Le PKK confirme l'incursion turque


2 décembre 2007

L'Agence France Presse rapporte dimanche que les rebelles séparatistes du Parti des travailleurs du Kurdistan (PKK) ont confirmé que la Turquie avait mené, la veille, une opération militaire dans le nord de l'Irak.

Photo: AFP/MUSTAFA OZER
Un rebelle du PKK (archives)

Un responsable du PKK, cité sous le couvert de l'anonymat, a toutefois précisé que l'attaque n'avait fait aucune victime dans le camp rebelle, contrairement à ce qu'a déclaré l'état-major turc.

Après plusieurs menaces, l'armée turque a annoncé samedi avoir mené une opération contre les rebelles kurdes dans le nord de l'Irak. Jusqu'à maintenant, les Turcs avaient arrêté leurs opérations à la frontière entre les deux pays.

L'affrontement serait survenu au sud-est de Cukurca, une localité située tout juste à la frontière turco-irakienne. Au cours des dernières semaines, quelque 100 000 soldats ont été déployés à cette frontière.

Dans un message sur son site Internet, l'état-major turc affirmait avoir infligé de lourdes pertes à un groupe d'une cinquantaine de rebelles du PKK. Elle aurait utilisé son artillerie et des hélicoptères de combat, et n'exclurait pas une attaque terrestre.

L'incursion n'a toujours pas été confirmée ni même commentée par les autorités irakiennes à Bagdad. Un porte-parole des forces de sécurité Peshmerga de la région autonome du Kurdistan a répété dimanche qu'il n'y avait eu aucune offensive en territoire irakien. Il a qualifié les affirmations de la Turquie de fantaisistes. L'armée américaine continue d'affirmer qu'elle n'a pas été informée d'une incursion turque en territoire irakien.

Des demandes du PKK

Dans un communiqué publié plus tôt dimanche, où il ne faisait aucune mention de l'affrontement à la frontière, le PKK indiquait qu'il pourrait déposer les armes si la Turquie répondait à ses demandes.

Le PKK a demandé que la Turquie reconnaisse les droits du peuple kurde dans sa Constitution, qu'elle fasse de la langue kurde la seconde langue officielle du pays et qu'elle libère les membres du PKK détenus en Turquie.

Autorisation d'Ankara

Au cours des derniers jours, le premier ministre de la Turquie, Recep Tayyip Erdogan, a annoncé l'autorisation d'une opération contre le PKK de l'autre côté de la frontière.

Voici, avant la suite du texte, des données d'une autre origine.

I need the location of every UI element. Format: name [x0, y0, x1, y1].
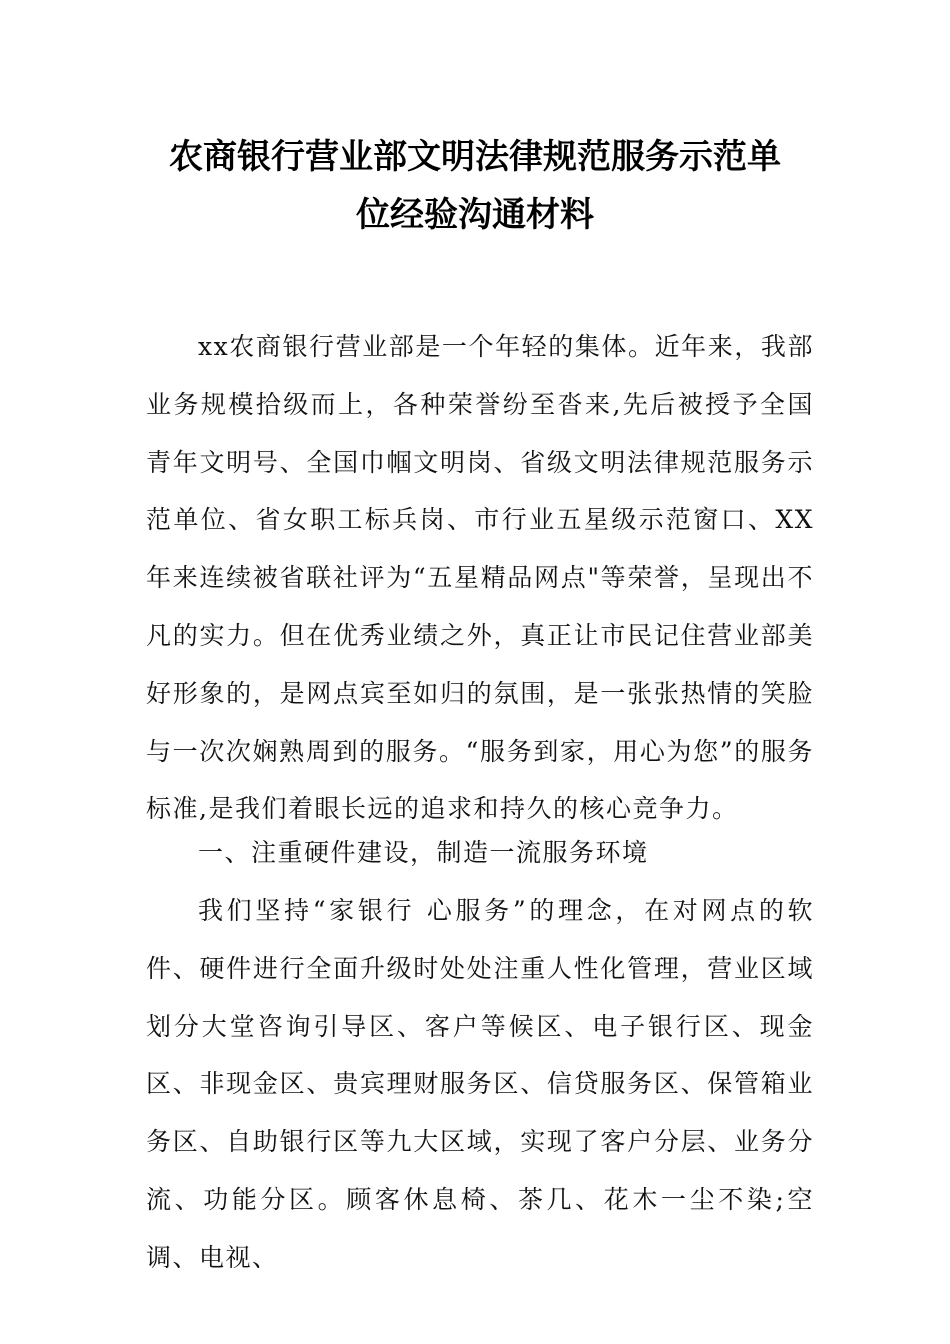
intro-paragraph: xx农商银行营业部是一个年轻的集体。近年来，我部业务规模拾级而上，各种荣誉纷至沓来,先后被授予全国青年文明号、全国巾帼文明岗、省级文明法律规范服务示范单位、省女职工标兵岗、市行业五星级示范窗口、XX年来连续被省联社评为“五星精品网点"等荣誉，呈现出不凡的实力。但在优秀业绩之外，真正让市民记住营业部美好形象的，是网点宾至如归的氛围，是一张张热情的笑脸与一次次娴熟周到的服务。“服务到家，用心为您”的服务标准,是我们着眼长远的追求和持久的核心竞争力。	[146, 332, 814, 824]
intro-paragraph-block	[146, 318, 814, 838]
title-line-2: 位经验沟通材料	[356, 195, 594, 235]
title-line-1: 农商银行营业部文明法律规范服务示范单	[169, 137, 781, 177]
section-paragraph-block	[146, 882, 814, 1287]
section-heading: 一、注重硬件建设，制造一流服务环境	[198, 838, 649, 867]
section-heading-block	[146, 824, 814, 882]
section-paragraph: 我们坚持“家银行 心服务”的理念，在对网点的软件、硬件进行全面升级时处处注重人性化管理，营业区域划分大堂咨询引导区、客户等候区、电子银行区、现金区、非现金区、贵宾理财服务区、信贷服务区、保管箱业务区、自助银行区等九大区域，实现了客户分层、业务分流、功能分区。顾客休息椅、茶几、花木一尘不染;空调、电视、	[146, 896, 814, 1272]
document-title	[100, 128, 850, 244]
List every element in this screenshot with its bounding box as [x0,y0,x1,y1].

Ankara avait adopté une résolution, le 17 octobre dernier, pour permettre ce type d'intervention transfrontalière si nécessaire.

Les autorités du Kurdistan irakien avaient promis de prendre des mesures pour restreindre les mouvements et l'approvisionnement des rebelles du PKK. Le 5 novembre dernier, le premier ministre Erdogan avait rencontré le président américain George W. Bush à la Maison-Blanche. Les deux dirigeants se sont engagés à échanger davantage d'informations sur le PKK.

La Turquie affirme que les rebelles du PKK utilisent le nord de l'Irak comme base arrière pour des opérations dans le sud-est de la Turquie.